Despite the slide being operated by another party, a council has been sentenced for its part in failing to keep people safe when it collapsed
Thames Coromandel District Council authorised JTK Trustee Limited to operate the giant inflatable slide at the Whangamatā Summer Festival in December 2020. A dozen people, most of whom were children, fell from heights of up to 12 metres. A father on the slide, Louwan Van Rooyen, broke both his ankles and has required 11 surgeries since.
In August 2022, JTK Trustee Limited was fined $350,000 and ordered to pay reparations of over $40,000 over the incident. Now, the council has now been ordered to pay reparation to Mr van Rooyen, for its failure to manage a shared risk.
“Over and above the operator’s obvious failures, the council plainly failed to do its due diligence on an operator with a poor safety record,” says WorkSafe’s area investigation manager, Paul West.
WorkSafe found JTK applied to the council using an old form which didn’t require confirmation the slide met safety standards. A permit was given three days after JTK applied, without the council doing any of the checks recommended by its own staff.
After the incident expert reports found the slide was electrically unsafe, had air leaks via holes and seams, and poor anchoring.
“Businesses and organisations that consent and permit events and equipment cannot absolve themselves of responsibility for health and safety when things go wrong. Whānau should have the confidence that public events they attend are being run in a safe manner,” says Paul West.
Slide users can keep safe by looking for the AS 3533 label, which should be prominently displayed on inflatable slides from reputable manufacturers, and can ask the supplier or operator about their practices and how it can be used safely.

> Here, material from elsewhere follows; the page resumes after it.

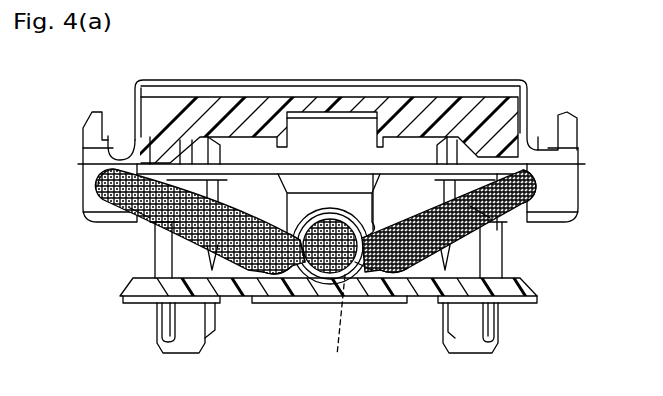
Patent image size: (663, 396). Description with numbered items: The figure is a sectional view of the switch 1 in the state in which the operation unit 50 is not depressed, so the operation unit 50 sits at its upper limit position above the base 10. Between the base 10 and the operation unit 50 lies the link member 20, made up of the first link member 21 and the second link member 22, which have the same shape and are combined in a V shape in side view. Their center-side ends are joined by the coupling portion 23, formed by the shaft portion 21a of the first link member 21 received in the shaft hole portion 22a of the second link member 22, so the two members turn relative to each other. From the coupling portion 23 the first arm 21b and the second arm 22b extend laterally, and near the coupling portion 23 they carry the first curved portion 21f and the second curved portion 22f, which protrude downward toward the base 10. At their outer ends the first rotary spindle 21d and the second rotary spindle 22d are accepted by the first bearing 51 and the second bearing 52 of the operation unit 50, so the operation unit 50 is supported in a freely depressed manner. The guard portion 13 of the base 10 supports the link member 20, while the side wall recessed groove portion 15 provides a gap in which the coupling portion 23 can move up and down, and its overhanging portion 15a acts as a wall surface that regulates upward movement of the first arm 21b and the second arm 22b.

Read more about the requirements for land-borne inflatable devices
Read the 2022 sentencing of JTK Trustee Ltd
Read more about overlapping duties
Background
- Thames Coromandel District Council was sentenced at Tauranga District Court on 24 March 2023
- Judge Bill Lawson ordered reparations of $10,000 but no fine.
- The council was charged under sections 34(1) and (2)(b) of the Health and Safety at Work Act 2015
- Being a PCBU who had a duty in relation to members of the public attending the event at Williamson Park, Whangamata, including the victim, failed to, so far as was reasonably practicable, consult, co-operate with and co-ordinate activities, with all other PCBUs who had a duty in relation to the same matter, namely JTK Trustee Limited.
- The maximum penalty is a fine not exceeding $100,000.
- Businesses that work together can share health and safety duties in relation to the same matter. These are known as overlapping duties. While a business can enter into reasonable agreements with other businesses, they must still monitor the other business to ensure they do what is required.